A EXPERIÊNCIA COLOMBIANA
No que diz respeito ao controle da produção e do tráfico de drogas, nenhum país tem tanta experiência como a Colômbia. Ninguém pode dizer que meu país não cumpriu o seu papel, que não se empenhou. O último grande esforço que se fez, com uma grande colaboração internacional, particularmente dos Estados Unidos, foi o Plano Colômbia. Vários objetivos foram atingidos, em termos de erradicação de plantações, de controle de terminais, de criação de áreas de apoio para essas operações conjuntas, de um grande esforço de integração na área de inteligência. Tudo isso é válido, representou um grande avanço. Mas, apesar de terem sido gastos vários milhões de dólares nesse trabalho, a sensação é que estamos ainda próximos do ponto de partida.
O DEBATE
Nas políticas européias existem medidas interessantes de enfrentamento do consumo. O controle do tráfico é a linha mestra da atuação dos Estados Unidos.
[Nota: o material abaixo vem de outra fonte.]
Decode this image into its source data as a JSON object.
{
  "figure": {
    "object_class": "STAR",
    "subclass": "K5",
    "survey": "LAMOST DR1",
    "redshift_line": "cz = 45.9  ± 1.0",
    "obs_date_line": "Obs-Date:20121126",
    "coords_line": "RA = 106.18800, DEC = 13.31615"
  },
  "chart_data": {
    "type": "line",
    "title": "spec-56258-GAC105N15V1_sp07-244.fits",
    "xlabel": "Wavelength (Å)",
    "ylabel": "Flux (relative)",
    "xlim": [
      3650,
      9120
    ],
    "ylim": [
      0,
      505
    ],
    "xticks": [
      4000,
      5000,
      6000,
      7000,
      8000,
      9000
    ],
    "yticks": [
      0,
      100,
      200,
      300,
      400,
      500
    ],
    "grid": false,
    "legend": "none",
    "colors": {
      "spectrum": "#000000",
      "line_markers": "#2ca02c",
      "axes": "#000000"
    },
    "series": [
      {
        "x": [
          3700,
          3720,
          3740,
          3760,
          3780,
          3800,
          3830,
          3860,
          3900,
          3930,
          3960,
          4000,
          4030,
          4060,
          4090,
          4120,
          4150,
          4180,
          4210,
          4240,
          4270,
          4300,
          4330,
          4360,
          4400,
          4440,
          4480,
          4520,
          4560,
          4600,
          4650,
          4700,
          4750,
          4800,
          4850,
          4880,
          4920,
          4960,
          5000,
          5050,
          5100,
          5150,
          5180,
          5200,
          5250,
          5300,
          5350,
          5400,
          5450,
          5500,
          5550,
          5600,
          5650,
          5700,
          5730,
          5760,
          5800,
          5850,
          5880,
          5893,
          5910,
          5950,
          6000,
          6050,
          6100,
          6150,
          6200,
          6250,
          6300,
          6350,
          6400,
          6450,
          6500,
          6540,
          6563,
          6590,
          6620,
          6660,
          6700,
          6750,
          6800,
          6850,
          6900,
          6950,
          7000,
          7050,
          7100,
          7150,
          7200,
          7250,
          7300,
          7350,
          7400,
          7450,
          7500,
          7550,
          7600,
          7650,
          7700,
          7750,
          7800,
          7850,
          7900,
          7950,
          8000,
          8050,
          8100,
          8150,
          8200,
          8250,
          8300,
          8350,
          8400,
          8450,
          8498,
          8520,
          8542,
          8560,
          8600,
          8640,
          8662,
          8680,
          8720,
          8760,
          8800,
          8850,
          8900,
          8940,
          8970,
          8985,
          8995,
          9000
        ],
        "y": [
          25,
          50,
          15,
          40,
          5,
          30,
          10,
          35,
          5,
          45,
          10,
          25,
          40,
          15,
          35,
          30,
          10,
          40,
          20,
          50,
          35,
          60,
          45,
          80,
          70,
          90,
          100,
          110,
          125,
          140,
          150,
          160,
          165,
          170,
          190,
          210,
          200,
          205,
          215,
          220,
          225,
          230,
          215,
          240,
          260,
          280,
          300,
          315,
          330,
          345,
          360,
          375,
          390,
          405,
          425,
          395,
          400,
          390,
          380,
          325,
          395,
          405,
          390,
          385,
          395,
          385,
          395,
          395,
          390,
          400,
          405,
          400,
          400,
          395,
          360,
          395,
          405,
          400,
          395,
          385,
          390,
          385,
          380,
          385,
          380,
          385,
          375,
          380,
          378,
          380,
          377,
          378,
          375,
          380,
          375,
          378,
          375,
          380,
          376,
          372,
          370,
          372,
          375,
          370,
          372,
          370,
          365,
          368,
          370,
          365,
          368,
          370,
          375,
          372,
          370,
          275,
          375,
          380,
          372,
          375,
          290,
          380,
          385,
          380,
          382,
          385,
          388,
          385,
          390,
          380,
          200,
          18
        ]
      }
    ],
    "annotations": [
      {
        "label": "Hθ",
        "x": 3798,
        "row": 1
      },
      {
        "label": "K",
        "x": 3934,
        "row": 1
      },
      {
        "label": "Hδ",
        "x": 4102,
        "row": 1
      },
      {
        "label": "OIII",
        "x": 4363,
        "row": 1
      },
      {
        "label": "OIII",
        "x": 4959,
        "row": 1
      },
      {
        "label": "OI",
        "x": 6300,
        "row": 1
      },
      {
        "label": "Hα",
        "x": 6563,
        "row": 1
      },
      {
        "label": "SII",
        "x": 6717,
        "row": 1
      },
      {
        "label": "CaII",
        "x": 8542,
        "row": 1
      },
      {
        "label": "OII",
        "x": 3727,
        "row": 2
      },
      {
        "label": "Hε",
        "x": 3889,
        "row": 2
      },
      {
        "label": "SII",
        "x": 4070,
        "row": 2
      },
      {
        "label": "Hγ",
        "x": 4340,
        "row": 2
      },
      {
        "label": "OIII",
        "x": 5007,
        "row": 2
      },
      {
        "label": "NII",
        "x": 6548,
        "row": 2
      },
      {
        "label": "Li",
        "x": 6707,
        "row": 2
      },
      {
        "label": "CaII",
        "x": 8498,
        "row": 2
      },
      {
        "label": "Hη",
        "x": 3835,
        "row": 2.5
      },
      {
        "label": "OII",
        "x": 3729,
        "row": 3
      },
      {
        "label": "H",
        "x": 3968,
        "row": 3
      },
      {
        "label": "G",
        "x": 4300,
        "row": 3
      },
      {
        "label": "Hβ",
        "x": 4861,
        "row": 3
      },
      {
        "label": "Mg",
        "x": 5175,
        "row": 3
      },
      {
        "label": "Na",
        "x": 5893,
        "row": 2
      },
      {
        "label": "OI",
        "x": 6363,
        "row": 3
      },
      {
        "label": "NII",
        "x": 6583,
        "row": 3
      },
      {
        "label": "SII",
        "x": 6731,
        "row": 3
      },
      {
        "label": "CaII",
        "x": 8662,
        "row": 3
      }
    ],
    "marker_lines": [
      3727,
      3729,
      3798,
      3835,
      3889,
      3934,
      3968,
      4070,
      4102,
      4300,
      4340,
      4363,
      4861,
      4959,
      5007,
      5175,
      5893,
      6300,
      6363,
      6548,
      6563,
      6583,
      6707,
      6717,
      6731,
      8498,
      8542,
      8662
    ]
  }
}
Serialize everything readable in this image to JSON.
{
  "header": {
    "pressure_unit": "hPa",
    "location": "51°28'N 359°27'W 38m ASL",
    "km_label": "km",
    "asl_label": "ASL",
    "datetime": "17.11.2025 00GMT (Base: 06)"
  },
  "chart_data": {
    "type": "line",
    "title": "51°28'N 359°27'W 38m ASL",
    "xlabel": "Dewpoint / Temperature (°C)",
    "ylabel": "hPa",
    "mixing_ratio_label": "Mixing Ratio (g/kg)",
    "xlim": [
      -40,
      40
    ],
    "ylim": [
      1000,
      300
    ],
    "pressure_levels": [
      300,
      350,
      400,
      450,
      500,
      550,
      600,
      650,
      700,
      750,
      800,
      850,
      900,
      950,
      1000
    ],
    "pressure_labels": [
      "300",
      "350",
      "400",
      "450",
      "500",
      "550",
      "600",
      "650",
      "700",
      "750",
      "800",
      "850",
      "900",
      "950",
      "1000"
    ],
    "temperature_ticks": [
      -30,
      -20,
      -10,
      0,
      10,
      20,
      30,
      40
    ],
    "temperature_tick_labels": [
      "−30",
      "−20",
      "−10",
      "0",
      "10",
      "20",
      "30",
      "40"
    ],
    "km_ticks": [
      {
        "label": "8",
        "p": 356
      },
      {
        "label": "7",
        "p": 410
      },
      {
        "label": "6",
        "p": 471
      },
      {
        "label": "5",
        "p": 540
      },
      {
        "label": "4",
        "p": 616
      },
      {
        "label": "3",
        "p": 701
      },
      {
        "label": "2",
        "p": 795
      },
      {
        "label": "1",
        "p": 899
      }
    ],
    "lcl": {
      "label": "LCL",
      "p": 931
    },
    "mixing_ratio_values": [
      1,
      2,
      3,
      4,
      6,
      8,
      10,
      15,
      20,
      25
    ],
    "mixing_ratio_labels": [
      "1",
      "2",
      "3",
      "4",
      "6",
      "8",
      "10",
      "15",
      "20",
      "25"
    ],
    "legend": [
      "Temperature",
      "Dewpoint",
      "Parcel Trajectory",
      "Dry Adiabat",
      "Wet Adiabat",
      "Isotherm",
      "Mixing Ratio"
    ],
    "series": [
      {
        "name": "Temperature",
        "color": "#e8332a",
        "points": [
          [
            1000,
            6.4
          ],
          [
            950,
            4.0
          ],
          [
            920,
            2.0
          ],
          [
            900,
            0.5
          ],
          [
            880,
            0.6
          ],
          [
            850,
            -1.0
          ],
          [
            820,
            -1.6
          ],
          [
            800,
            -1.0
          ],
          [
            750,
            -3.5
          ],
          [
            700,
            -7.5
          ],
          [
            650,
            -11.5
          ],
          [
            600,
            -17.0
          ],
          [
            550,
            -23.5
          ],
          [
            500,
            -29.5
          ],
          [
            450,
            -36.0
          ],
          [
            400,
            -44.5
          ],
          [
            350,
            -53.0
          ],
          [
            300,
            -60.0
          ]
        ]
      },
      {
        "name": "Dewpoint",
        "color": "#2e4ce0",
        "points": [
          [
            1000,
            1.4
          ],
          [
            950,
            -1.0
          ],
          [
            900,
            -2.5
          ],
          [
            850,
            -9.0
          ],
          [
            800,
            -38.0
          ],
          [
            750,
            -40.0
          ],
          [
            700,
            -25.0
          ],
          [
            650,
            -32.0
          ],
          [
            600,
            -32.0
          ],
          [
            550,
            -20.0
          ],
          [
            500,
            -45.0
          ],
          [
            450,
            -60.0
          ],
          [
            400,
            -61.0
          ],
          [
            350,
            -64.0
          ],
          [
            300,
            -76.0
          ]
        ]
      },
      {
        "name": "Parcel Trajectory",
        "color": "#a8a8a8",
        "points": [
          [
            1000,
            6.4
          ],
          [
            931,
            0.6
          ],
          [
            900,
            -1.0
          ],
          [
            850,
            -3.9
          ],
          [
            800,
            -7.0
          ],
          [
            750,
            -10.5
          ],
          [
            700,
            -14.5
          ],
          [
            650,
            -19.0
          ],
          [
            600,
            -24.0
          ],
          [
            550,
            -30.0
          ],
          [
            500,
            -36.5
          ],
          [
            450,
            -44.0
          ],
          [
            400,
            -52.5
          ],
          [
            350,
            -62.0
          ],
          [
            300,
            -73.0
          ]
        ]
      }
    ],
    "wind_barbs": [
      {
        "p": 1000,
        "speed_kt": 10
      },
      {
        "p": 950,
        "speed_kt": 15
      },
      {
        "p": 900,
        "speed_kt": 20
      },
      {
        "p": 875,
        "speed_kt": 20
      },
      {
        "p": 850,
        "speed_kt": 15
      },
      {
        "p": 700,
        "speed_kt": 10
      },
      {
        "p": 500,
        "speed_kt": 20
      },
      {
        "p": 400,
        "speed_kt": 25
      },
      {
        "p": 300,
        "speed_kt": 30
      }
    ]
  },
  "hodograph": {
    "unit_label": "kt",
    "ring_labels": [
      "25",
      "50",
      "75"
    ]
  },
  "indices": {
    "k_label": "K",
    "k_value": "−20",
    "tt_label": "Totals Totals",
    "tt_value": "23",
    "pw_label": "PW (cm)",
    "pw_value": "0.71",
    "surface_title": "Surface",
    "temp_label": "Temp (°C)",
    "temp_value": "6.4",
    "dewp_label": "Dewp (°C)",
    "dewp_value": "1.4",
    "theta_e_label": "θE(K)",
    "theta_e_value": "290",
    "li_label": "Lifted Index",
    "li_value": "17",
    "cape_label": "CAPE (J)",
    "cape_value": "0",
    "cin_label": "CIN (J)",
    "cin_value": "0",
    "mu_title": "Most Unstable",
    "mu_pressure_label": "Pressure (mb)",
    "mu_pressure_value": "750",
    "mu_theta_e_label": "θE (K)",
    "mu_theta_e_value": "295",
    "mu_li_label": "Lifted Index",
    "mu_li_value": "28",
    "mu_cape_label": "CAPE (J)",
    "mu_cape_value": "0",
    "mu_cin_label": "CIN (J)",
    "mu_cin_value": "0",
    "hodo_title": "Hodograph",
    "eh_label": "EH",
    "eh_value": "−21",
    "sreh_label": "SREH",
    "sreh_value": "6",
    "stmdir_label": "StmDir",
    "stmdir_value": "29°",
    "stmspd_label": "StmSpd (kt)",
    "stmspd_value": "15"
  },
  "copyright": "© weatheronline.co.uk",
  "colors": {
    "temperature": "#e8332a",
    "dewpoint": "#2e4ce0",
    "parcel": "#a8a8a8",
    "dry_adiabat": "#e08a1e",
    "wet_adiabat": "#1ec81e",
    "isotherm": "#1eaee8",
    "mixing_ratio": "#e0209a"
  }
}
Na América Latina, temos de levar em conta os dois aspectos. A comissão deve reconhecer a necessidade de um controle rigoroso sobre o tráfico e a produção de drogas. É preciso haver um controle, e um controle com presença do estado. Mas achar que somente esse controle vai resolver o problema é algo que já sabemos ser ilusório. Vamos propor uma troca de experiências, avaliando as ações que estão em curso no mundo em relação à produção e ao consumo de drogas. Acreditamos que é importante conhecer essas experiências e avaliar essas políticas. E temos de fazer isso de maneira mais sistemática, sem nos prender a posições simplesmente ideológicas. Esse é, talvez, o principal desafio.